Fluorescent lights emit bright light without becoming burning hot to the touch the way incandescent light bulbs do, and they are more energy efficient as well. Fluorescent lighting has become an extremely popular way to light offices, stores, homes, and warehouses. Today, fluorescent lighting can be used in rail and track lighting systems, as well as for task lighting and in three way lamps.

How Fluorescents Work

Fluorescent lamps use integrated electronics to allow electricity to excite electrons into releasing light photons. The main components of a fluorescent light consist of a sealed glass tube which contains a small bit of mercury and an inert gas, usually argon. The glass tube is coated with phosphor powder and houses electrodes at either end which conduct AC electrical current.

Electrical current flows through the electrodes when the light is turned on. This causes liquid mercury to change into its gas form. Electrons and atoms become excited and collide with the mercury atoms to become even more active. As electrons return to normal energy levels, photon light is released. Fluorescent lamps differ from incandescent lamps in that they require a ballast to regulate the current of electricity allowed to flow through the lamp. Modern, compact fluorescent light bulbs may have the ballast integrated to allow the bulb to be used in a normal incandescent lamp socket.

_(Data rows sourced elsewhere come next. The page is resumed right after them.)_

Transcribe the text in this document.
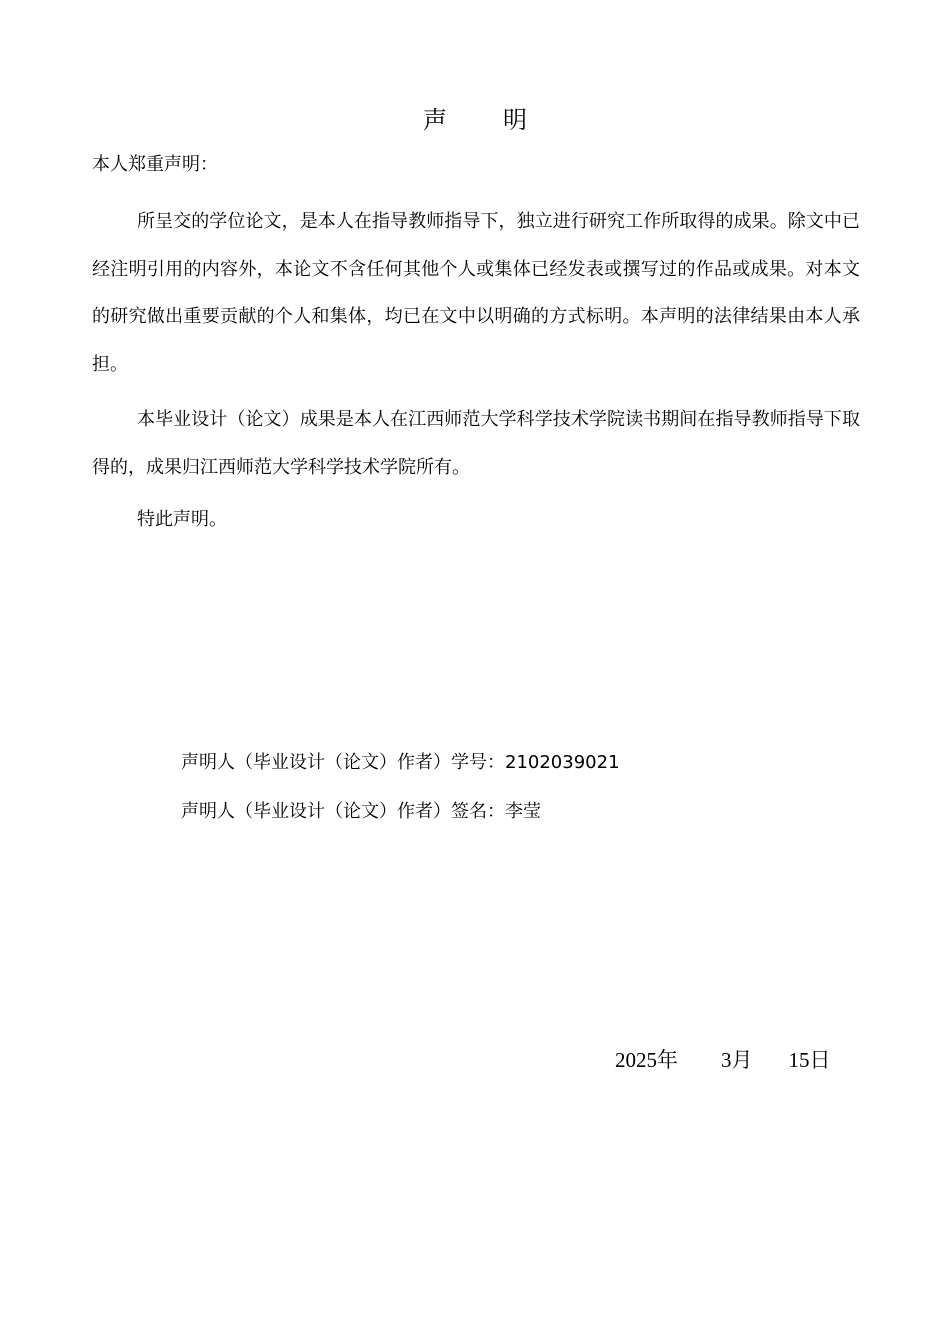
声明
本人郑重声明：
所呈交的学位论文，是本人在指导教师指导下，独立进行研究工作所取得的成果。除文中已经注明引用的内容外，本论文不含任何其他个人或集体已经发表或撰写过的作品或成果。对本文的研究做出重要贡献的个人和集体，均已在文中以明确的方式标明。本声明的法律结果由本人承担。
本毕业设计（论文）成果是本人在江西师范大学科学技术学院读书期间在指导教师指导下取得的，成果归江西师范大学科学技术学院所有。
特此声明。
声明人（毕业设计（论文）作者）学号：2102039021
声明人（毕业设计（论文）作者）签名：李莹
2025年 3月 15日
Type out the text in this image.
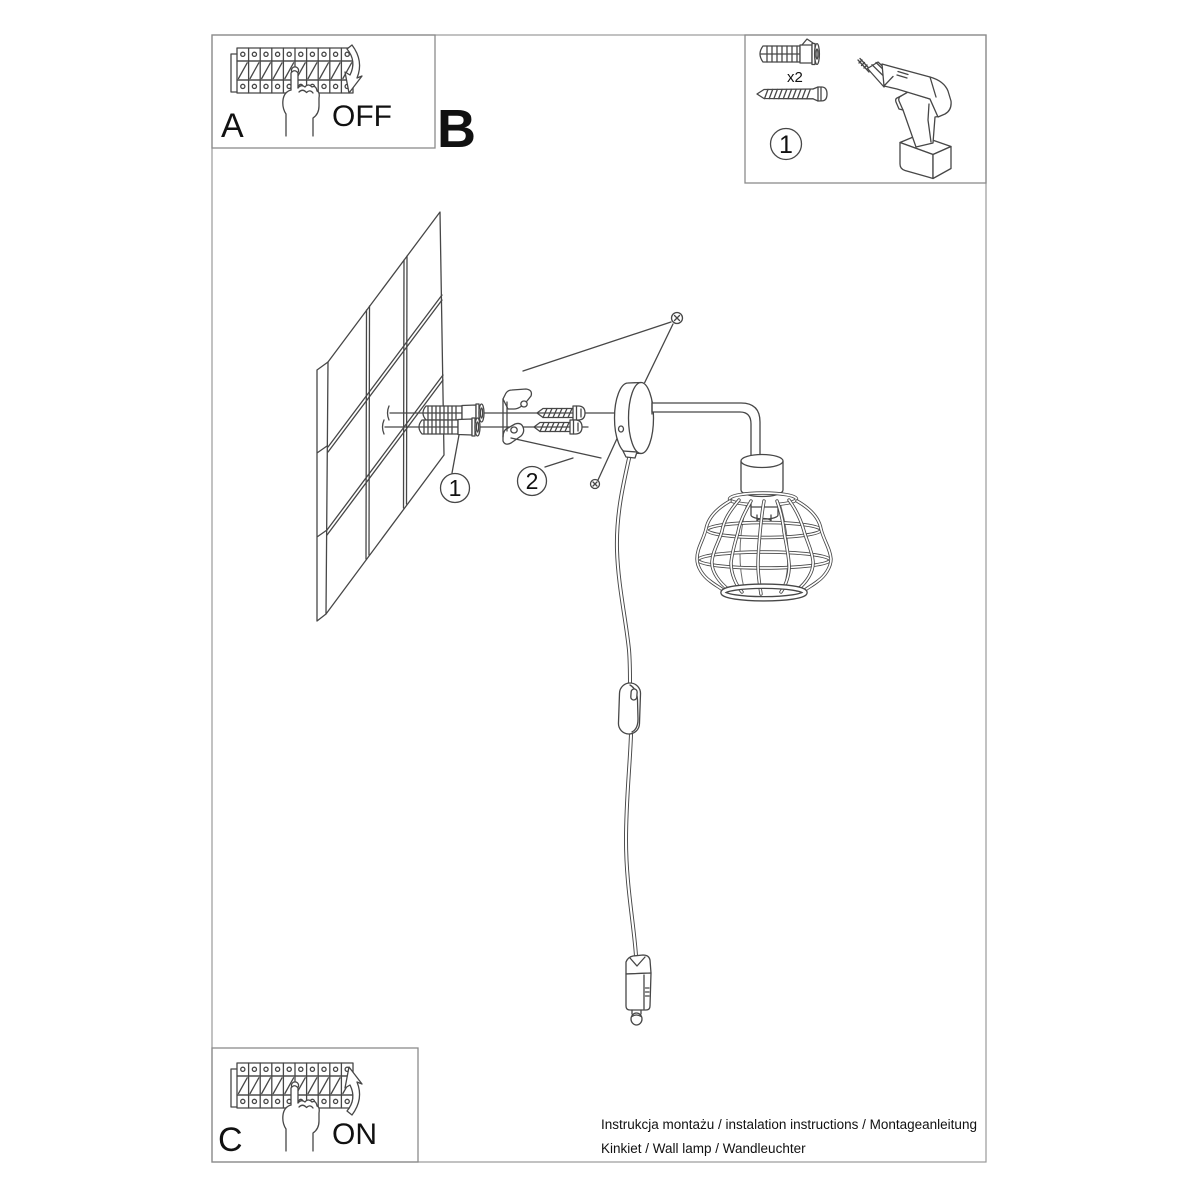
A	OFF B
x2
1
1	2
C	ON	Instrukcja montażu / instalation instructions / Montageanleitung
Kinkiet / Wall lamp / Wandleuchter
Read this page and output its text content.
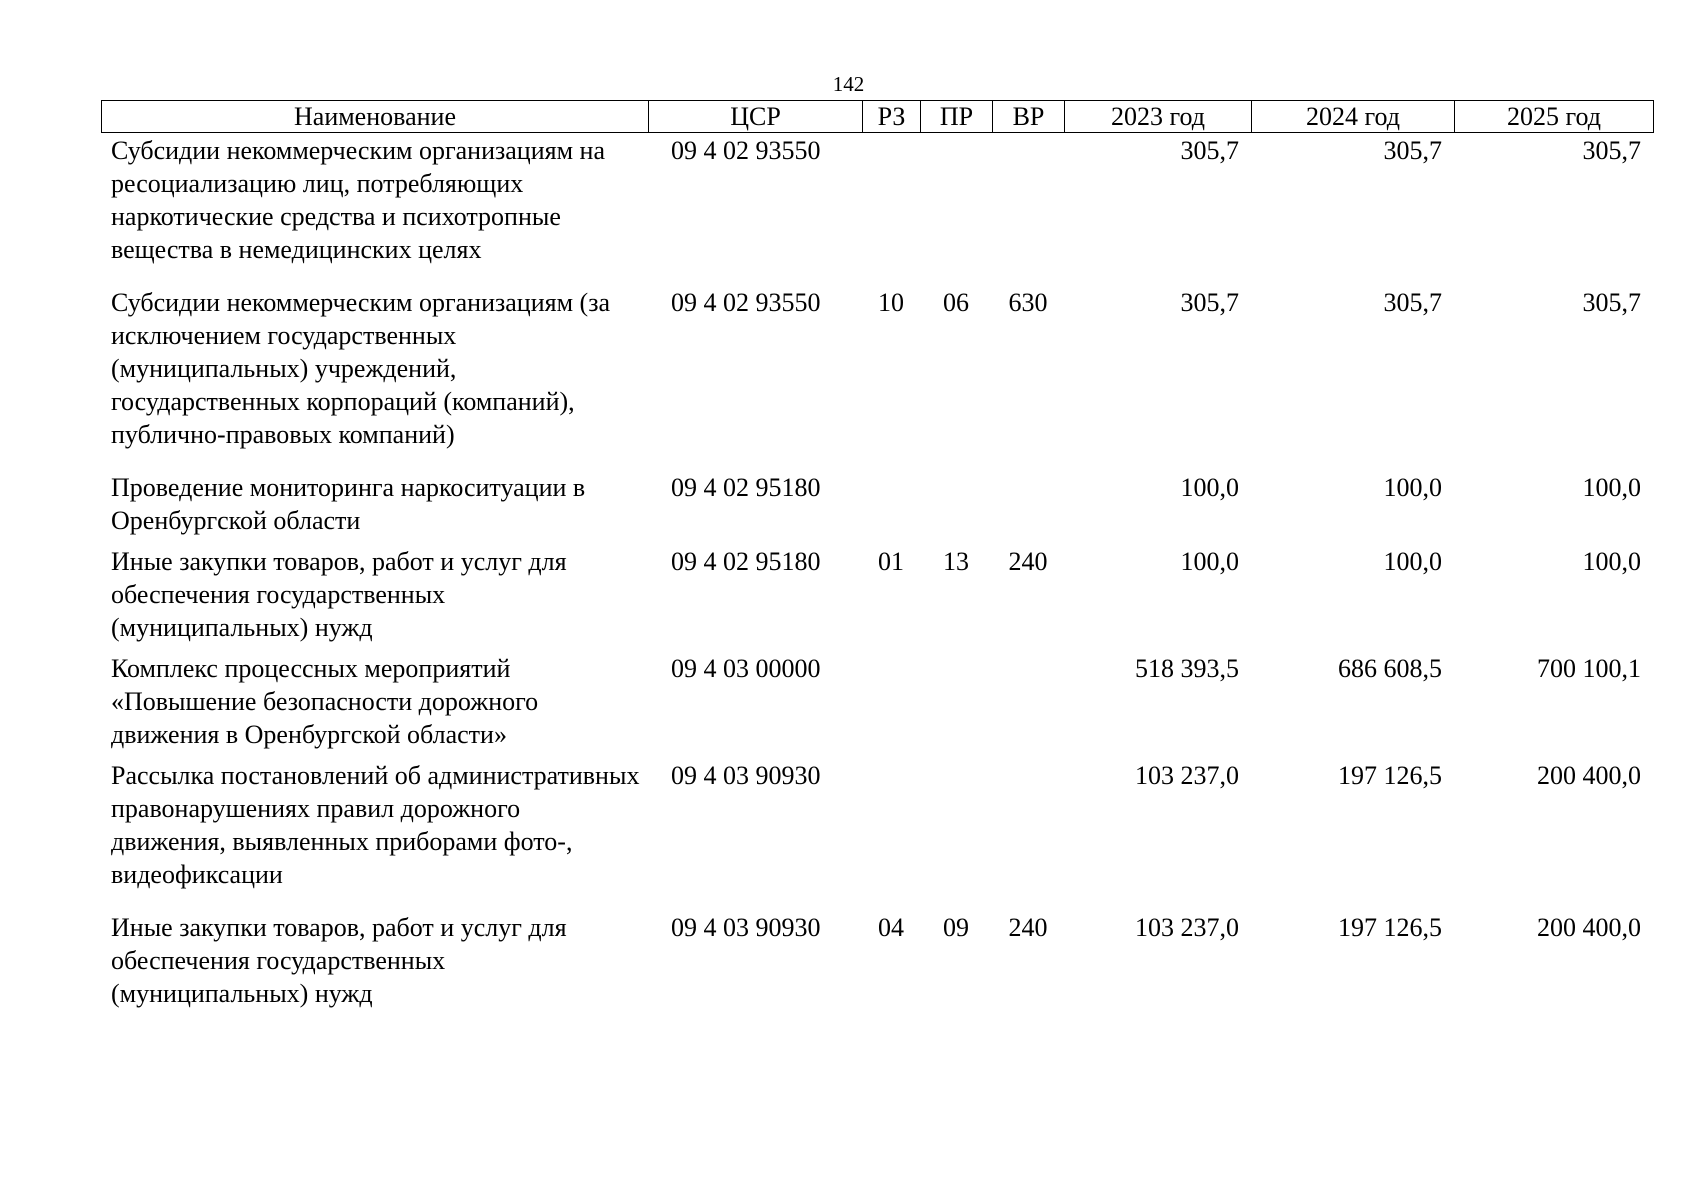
142
Наименование	ЦСР	РЗ	ПР	ВР	2023 год	2024 год	2025 год
Субсидии некоммерческим организациям на ресоциализацию лиц, потребляющих наркотические средства и психотропные вещества в немедицинских целях	09 4 02 93550				305,7	305,7	305,7
Субсидии некоммерческим организациям (за исключением государственных (муниципальных) учреждений, государственных корпораций (компаний), публично-правовых компаний)	09 4 02 93550	10	06	630	305,7	305,7	305,7
Проведение мониторинга наркоситуации в Оренбургской области	09 4 02 95180				100,0	100,0	100,0
Иные закупки товаров, работ и услуг для обеспечения государственных (муниципальных) нужд	09 4 02 95180	01	13	240	100,0	100,0	100,0
Комплекс процессных мероприятий «Повышение безопасности дорожного движения в Оренбургской области»	09 4 03 00000				518 393,5	686 608,5	700 100,1
Рассылка постановлений об административных правонарушениях правил дорожного движения, выявленных приборами фото-, видеофиксации	09 4 03 90930				103 237,0	197 126,5	200 400,0
Иные закупки товаров, работ и услуг для обеспечения государственных (муниципальных) нужд	09 4 03 90930	04	09	240	103 237,0	197 126,5	200 400,0
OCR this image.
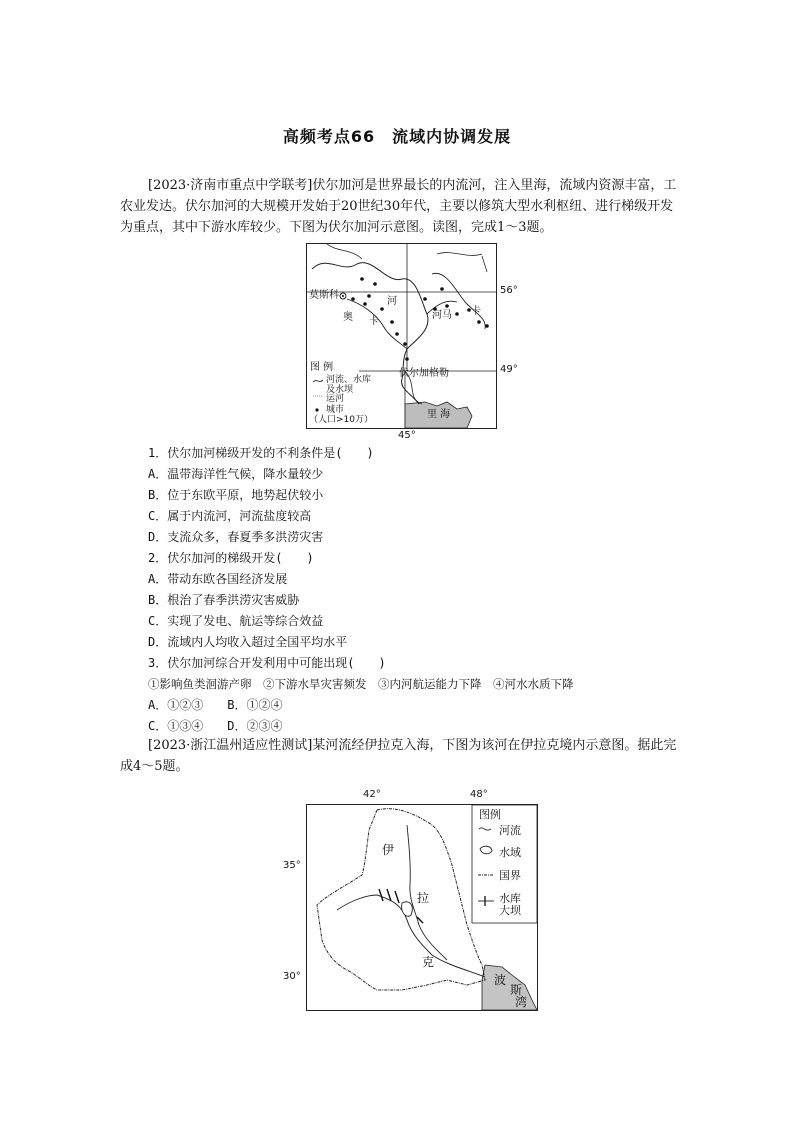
高频考点66　流域内协调发展

[2023·济南市重点中学联考]伏尔加河是世界最长的内流河，注入里海，流域内资源丰富，工农业发达。伏尔加河的大规模开发始于20世纪30年代，主要以修筑大型水利枢纽、进行梯级开发为重点，其中下游水库较少。下图为伏尔加河示意图。读图，完成1～3题。

莫斯科
奥 卡
河
河马 卡
伏尔加格勒
里 海
图 例
河流、水库
及水坝
运河
城市
（人口>10万）
56°
49°
45°
1．伏尔加河梯级开发的不利条件是(　　)
A．温带海洋性气候，降水量较少
B．位于东欧平原，地势起伏较小
C．属于内流河，河流盐度较高
D．支流众多，春夏季多洪涝灾害
2．伏尔加河的梯级开发(　　)
A．带动东欧各国经济发展
B．根治了春季洪涝灾害威胁
C．实现了发电、航运等综合效益
D．流域内人均收入超过全国平均水平
3．伏尔加河综合开发利用中可能出现(　　)
①影响鱼类洄游产卵　②下游水旱灾害频发　③内河航运能力下降　④河水水质下降
A．①②③　　B．①②④
C．①③④　　D．②③④

[2023·浙江温州适应性测试]某河流经伊拉克入海，下图为该河在伊拉克境内示意图。据此完成4～5题。

42°	48°
35°
30°
伊
拉
克
波
斯
湾
图例
河流
水域
国界
水库
大坝
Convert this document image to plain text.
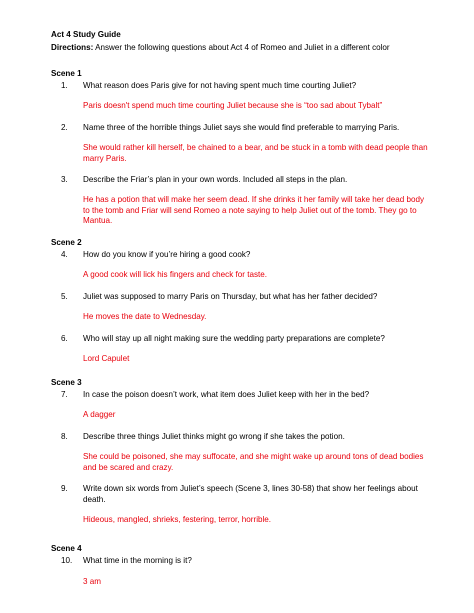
Act 4 Study Guide
Directions: Answer the following questions about Act 4 of Romeo and Juliet in a different color
Scene 1
1.	What reason does Paris give for not having spent much time courting Juliet?
Paris doesn't spend much time courting Juliet because she is “too sad about Tybalt”
2.	Name three of the horrible things Juliet says she would find preferable to marrying Paris.
She would rather kill herself, be chained to a bear, and be stuck in a tomb with dead people than marry Paris.
3.	Describe the Friar’s plan in your own words. Included all steps in the plan.
He has a potion that will make her seem dead. If she drinks it her family will take her dead body to the tomb and Friar will send Romeo a note saying to help Juliet out of the tomb. They go to Mantua.
Scene 2
4.	How do you know if you’re hiring a good cook?
A good cook will lick his fingers and check for taste.
5.	Juliet was supposed to marry Paris on Thursday, but what has her father decided?
He moves the date to Wednesday.
6.	Who will stay up all night making sure the wedding party preparations are complete?
Lord Capulet
Scene 3
7.	In case the poison doesn’t work, what item does Juliet keep with her in the bed?
A dagger
8.	Describe three things Juliet thinks might go wrong if she takes the potion.
She could be poisoned, she may suffocate, and she might wake up around tons of dead bodies and be scared and crazy.
9.	Write down six words from Juliet’s speech (Scene 3, lines 30-58) that show her feelings about death.
Hideous, mangled, shrieks, festering, terror, horrible.
Scene 4
10.	What time in the morning is it?
3 am
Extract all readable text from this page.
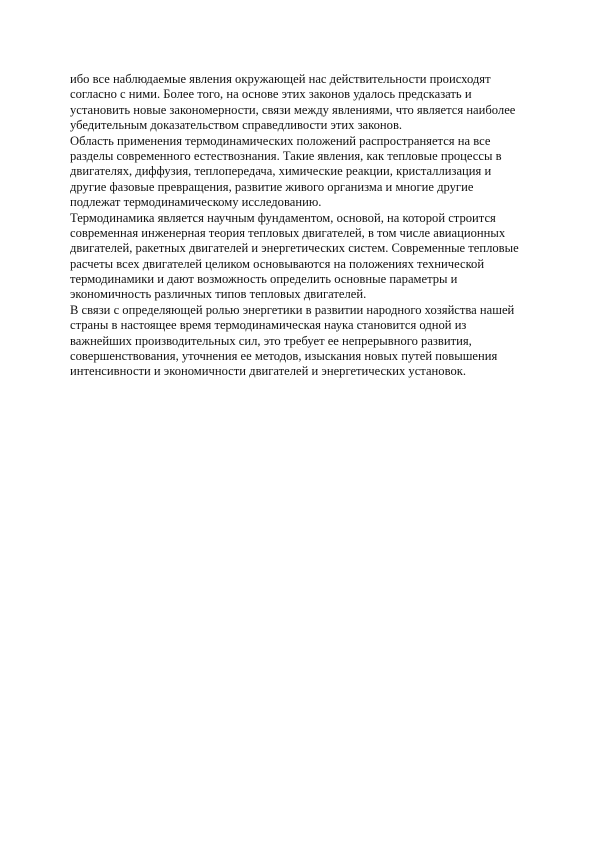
ибо все наблюдаемые явления окружающей нас действительности происходят
согласно с ними. Более того, на основе этих законов удалось предсказать и
установить новые закономерности, связи между явлениями, что является наиболее
убедительным доказательством справедливости этих законов.
Область применения термодинамических положений распространяется на все
разделы современного естествознания. Такие явления, как тепловые процессы в
двигателях, диффузия, теплопередача, химические реакции, кристаллизация и
другие фазовые превращения, развитие живого организма и многие другие
подлежат термодинамическому исследованию.
Термодинамика является научным фундаментом, основой, на которой строится
современная инженерная теория тепловых двигателей, в том числе авиационных
двигателей, ракетных двигателей и энергетических систем. Современные тепловые
расчеты всех двигателей целиком основываются на положениях технической
термодинамики и дают возможность определить основные параметры и
экономичность различных типов тепловых двигателей.
В связи с определяющей ролью энергетики в развитии народного хозяйства нашей
страны в настоящее время термодинамическая наука становится одной из
важнейших производительных сил, это требует ее непрерывного развития,
совершенствования, уточнения ее методов, изыскания новых путей повышения
интенсивности и экономичности двигателей и энергетических установок.
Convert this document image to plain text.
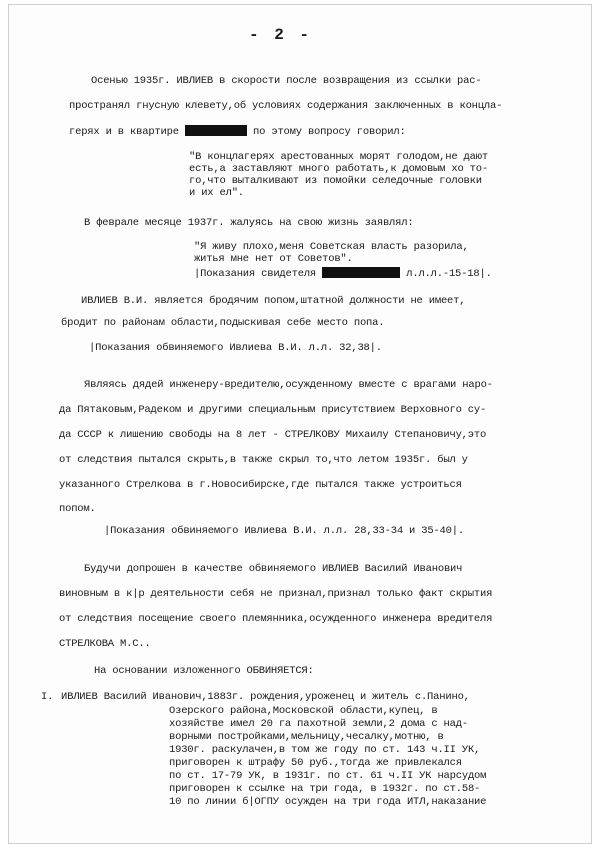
- 2 -
Осенью 1935г. ИВЛИЕВ в скорости после возвращения из ссылки рас-
пространял гнусную клевету,об условиях содержания заключенных в концла-
герях и в квартире	по этому вопросу говорил:
"В концлагерях арестованных морят голодом,не дают
есть,а заставляют много работать,к домовым хо то-
го,что выталкивают из помойки селедочные головки
и их ел".
В феврале месяце 1937г. жалуясь на свою жизнь заявлял:
"Я живу плохо,меня Советская власть разорила,
житья мне нет от Советов".
|Показания свидетеля	л.л.л.-15-18|.
ИВЛИЕВ В.И. является бродячим попом,штатной должности не имеет,
бродит по районам области,подыскивая себе место попа.
|Показания обвиняемого Ивлиева В.И. л.л. 32,38|.
Являясь дядей инженеру-вредителю,осужденному вместе с врагами наро-
да Пятаковым,Радеком и другими специальным присутствием Верховного су-
да СССР к лишению свободы на 8 лет - СТРЕЛКОВУ Михаилу Степановичу,это
от следствия пытался скрыть,в также скрыл то,что летом 1935г. был у
указанного Стрелкова в г.Новосибирске,где пытался также устроиться
попом.
|Показания обвиняемого Ивлиева В.И. л.л. 28,33-34 и 35-40|.
Будучи допрошен в качестве обвиняемого ИВЛИЕВ Василий Иванович
виновным в к|р деятельности себя не признал,признал только факт скрытия
от следствия посещение своего племянника,осужденного инженера вредителя
СТРЕЛКОВА М.С..
На основании изложенного ОБВИНЯЕТСЯ:
I. ИВЛИЕВ Василий Иванович,1883г. рождения,уроженец и житель с.Панино,
Озерского района,Московской области,купец, в
хозяйстве имел 20 га пахотной земли,2 дома с над-
ворными постройками,мельницу,чесалку,мотню, в
1930г. раскулачен,в том же году по ст. 143 ч.II УК,
приговорен к штрафу 50 руб.,тогда же привлекался
по ст. 17-79 УК, в 1931г. по ст. 61 ч.II УК нарсудом
приговорен к ссылке на три года, в 1932г. по ст.58-
10 по линии б|ОГПУ осужден на три года ИТЛ,наказание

Conserving Resources with Fluorescents

A greater percentage of the energy used in fluorescent lighting goes directly into providing light, while an incandescent bulb loses most of its energy to heat. Not only do fluorescent lights run cooler, but they require 66% less electric energy to provide the same levels of light intensity and will last up to 10 times longer. This results in less energy consumed and less pollution.

Compact fluorescent light bulbs cost more than incandescent bulbs, but long term savings in energy costs makes up for the difference. Compact fluorescent light bulbs make this lighting more practical and attractive than the long tubes and overhead light fixtures that the technology was once limited too.

Disadvantage of Fluorescent Lighting

The only disadvantage to fluorescent lamps is that they tend to flicker, and do not provide a perfectly steady light. While this differentiation is not usually noticeable to most people, some people may be sensitive to these lights and complain of headaches and dizziness. The strobe effect of fluorescent lights may aggravate certain epileptic conditions and pose a safety hazard in workshops with spinning work apparatuses.